Сапроненко смотрел в окно.
— Согласны, нет? — нетерпеливо, грубовато спросил Михаил Борисович.
Ах, слаб, слаб человек! Что тут было думать?!
Но Михаил Борисович встал и пошел проверять, как там крутится денежно-музыкальная мельница, не застревает ли что. Из-за двери туго ударило звоном и стуком:
За вор-рот-та приходиль,
Парень дьевку польюбиль…
Вернулся он с большой, сплошь пластмассовой кассетой в руке — синяя цветная полоска развевалась и трепетала.
— Я… пойду, — сказал Сапроненко и поднялся.
— Бог помощь, — сухо ответил Михаил Борисович.

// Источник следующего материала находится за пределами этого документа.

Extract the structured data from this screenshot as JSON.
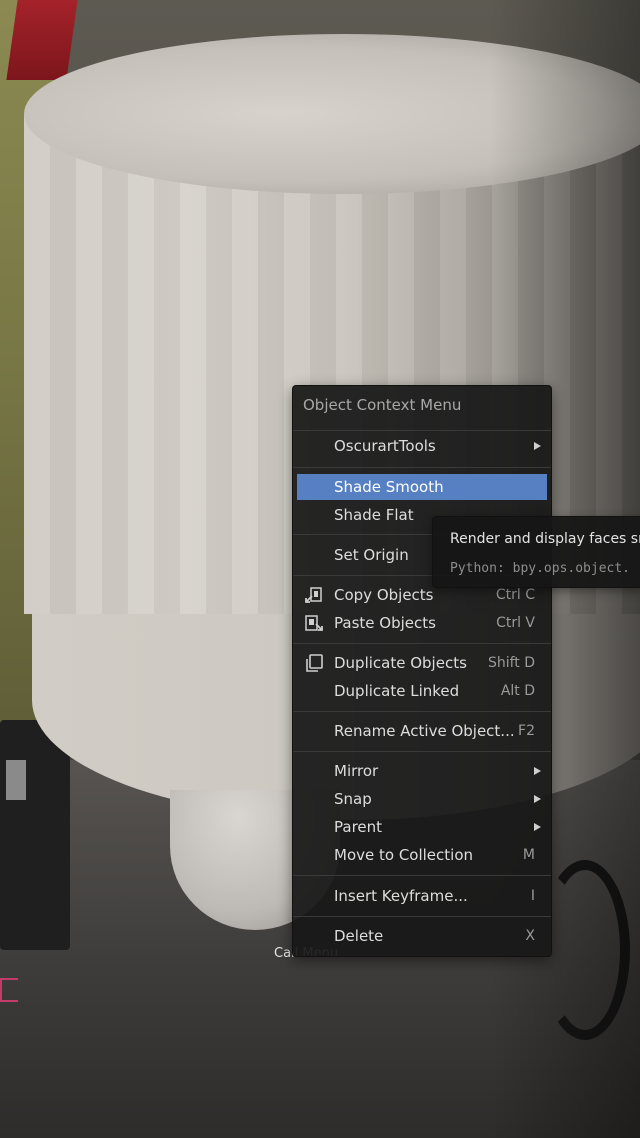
{
  "menu": {
    "title": "Object Context Menu",
    "items": [
      {
        "label": "OscurartTools",
        "shortcut": "",
        "submenu": true
      },
      {
        "label": "Shade Smooth",
        "shortcut": "",
        "highlighted": true
      },
      {
        "label": "Shade Flat",
        "shortcut": ""
      },
      {
        "label": "Set Origin",
        "shortcut": "",
        "submenu": true
      },
      {
        "label": "Copy Objects",
        "shortcut": "Ctrl C",
        "icon": "copy-icon"
      },
      {
        "label": "Paste Objects",
        "shortcut": "Ctrl V",
        "icon": "paste-icon"
      },
      {
        "label": "Duplicate Objects",
        "shortcut": "Shift D",
        "icon": "duplicate-icon"
      },
      {
        "label": "Duplicate Linked",
        "shortcut": "Alt D"
      },
      {
        "label": "Rename Active Object...",
        "shortcut": "F2"
      },
      {
        "label": "Mirror",
        "shortcut": "",
        "submenu": true
      },
      {
        "label": "Snap",
        "shortcut": "",
        "submenu": true
      },
      {
        "label": "Parent",
        "shortcut": "",
        "submenu": true
      },
      {
        "label": "Move to Collection",
        "shortcut": "M"
      },
      {
        "label": "Insert Keyframe...",
        "shortcut": "I"
      },
      {
        "label": "Delete",
        "shortcut": "X"
      }
    ]
  },
  "tooltip": {
    "description": "Render and display faces sn",
    "python": "Python: bpy.ops.object."
  },
  "background": {
    "partial_label": "Call Menu"
  },
  "colors": {
    "highlight": "#5680c2",
    "menu_bg": "#181818"
  }
}
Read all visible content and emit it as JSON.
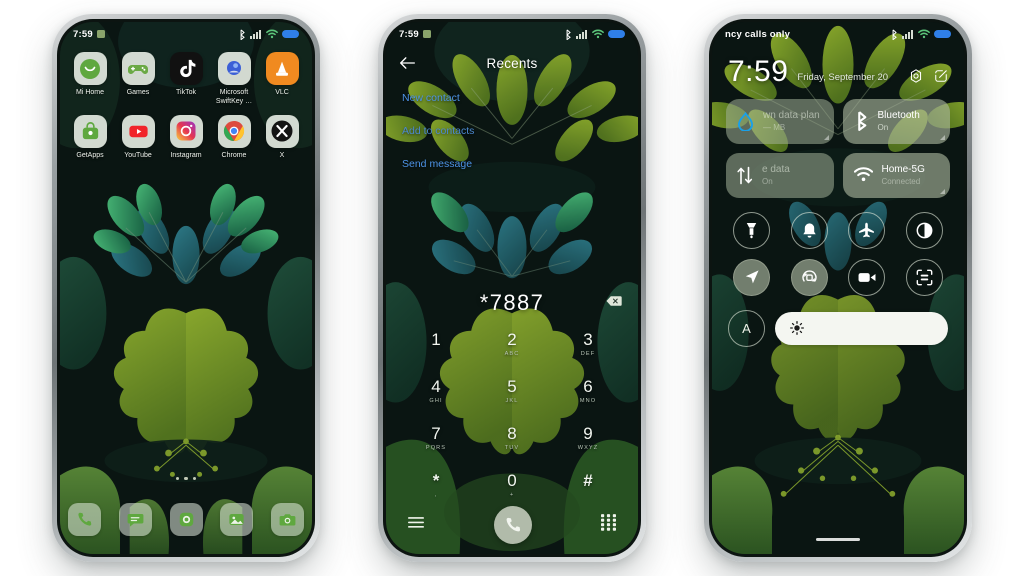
{
  "statusbar": {
    "time": "7:59",
    "alarm_icon": "alarm-chip-icon",
    "bluetooth_icon": "bluetooth-icon",
    "signal_icon": "signal-bars-icon",
    "wifi_icon": "wifi-icon",
    "battery_icon": "battery-icon",
    "carrier_text": "ncy calls only"
  },
  "home": {
    "apps_row1": [
      {
        "label": "Mi Home",
        "icon": "mi-home-icon"
      },
      {
        "label": "Games",
        "icon": "games-icon"
      },
      {
        "label": "TikTok",
        "icon": "tiktok-icon"
      },
      {
        "label": "Microsoft SwiftKey …",
        "icon": "swiftkey-icon"
      },
      {
        "label": "VLC",
        "icon": "vlc-icon"
      }
    ],
    "apps_row2": [
      {
        "label": "GetApps",
        "icon": "getapps-icon"
      },
      {
        "label": "YouTube",
        "icon": "youtube-icon"
      },
      {
        "label": "Instagram",
        "icon": "instagram-icon"
      },
      {
        "label": "Chrome",
        "icon": "chrome-icon"
      },
      {
        "label": "X",
        "icon": "x-icon"
      }
    ],
    "dock": [
      {
        "name": "phone",
        "icon": "phone-icon"
      },
      {
        "name": "messages",
        "icon": "messages-icon"
      },
      {
        "name": "browser",
        "icon": "browser-icon"
      },
      {
        "name": "gallery",
        "icon": "gallery-icon"
      },
      {
        "name": "camera",
        "icon": "camera-icon"
      }
    ],
    "page_dots": 3
  },
  "dialer": {
    "back_icon": "back-arrow-icon",
    "title": "Recents",
    "suggestions": [
      {
        "label": "New contact"
      },
      {
        "label": "Add to contacts"
      },
      {
        "label": "Send message"
      }
    ],
    "number": "*7887",
    "delete_icon": "backspace-icon",
    "keys": [
      {
        "digit": "1",
        "sub": " "
      },
      {
        "digit": "2",
        "sub": "ABC"
      },
      {
        "digit": "3",
        "sub": "DEF"
      },
      {
        "digit": "4",
        "sub": "GHI"
      },
      {
        "digit": "5",
        "sub": "JKL"
      },
      {
        "digit": "6",
        "sub": "MNO"
      },
      {
        "digit": "7",
        "sub": "PQRS"
      },
      {
        "digit": "8",
        "sub": "TUV"
      },
      {
        "digit": "9",
        "sub": "WXYZ"
      },
      {
        "digit": "*",
        "sub": ","
      },
      {
        "digit": "0",
        "sub": "+"
      },
      {
        "digit": "#",
        "sub": " "
      }
    ],
    "menu_icon": "menu-icon",
    "call_icon": "call-icon",
    "keypad_icon": "keypad-icon"
  },
  "quick_settings": {
    "time": "7:59",
    "date": "Friday, September 20",
    "settings_icon": "gear-icon",
    "edit_icon": "edit-icon",
    "tiles": [
      {
        "title": "wn data plan",
        "sub": "— MB",
        "icon": "data-plan-icon",
        "state": "muted"
      },
      {
        "title": "Bluetooth",
        "sub": "On",
        "icon": "bluetooth-icon",
        "state": "on"
      },
      {
        "title": "e data",
        "sub": "On",
        "icon": "mobile-data-icon",
        "state": "muted"
      },
      {
        "title": "Home-5G",
        "sub": "Connected",
        "icon": "wifi-icon",
        "state": "on"
      }
    ],
    "toggles": [
      {
        "icon": "flashlight-icon",
        "on": false
      },
      {
        "icon": "bell-icon",
        "on": false
      },
      {
        "icon": "airplane-icon",
        "on": false
      },
      {
        "icon": "contrast-icon",
        "on": false
      },
      {
        "icon": "location-icon",
        "on": true
      },
      {
        "icon": "auto-rotate-icon",
        "on": true
      },
      {
        "icon": "screen-recorder-icon",
        "on": false
      },
      {
        "icon": "qr-scan-icon",
        "on": false
      }
    ],
    "auto_brightness_label": "A",
    "brightness_icon": "sun-icon"
  },
  "colors": {
    "accent_blue": "#4d93e6",
    "battery_blue": "#2f7fe8",
    "tile_sage": "#acb8a0",
    "wall_dark": "#0a1512"
  }
}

Дверь за спиной Сапроненко захлопнулась.
И снова обдало запахом старой сырости, жареным луком, сывороточным духом облезлой штукатурки. Он начал спускаться по каменной ступенчатой спирали и вдруг, взглянув вверх и увидев то разбитое высокое полукруглое окно, понял, что рисовать его не будет… что это сделалось не нужно. И не потому, что он боялся этого дома, и не потому, что картину с этим холодным ветром меж лестничных пространств можно было бы продать дороже, чем за две сотни. Почему-то это стало неинтересно, будто оторвалась и отпала внутри некая хрупкая, горячая деталька души.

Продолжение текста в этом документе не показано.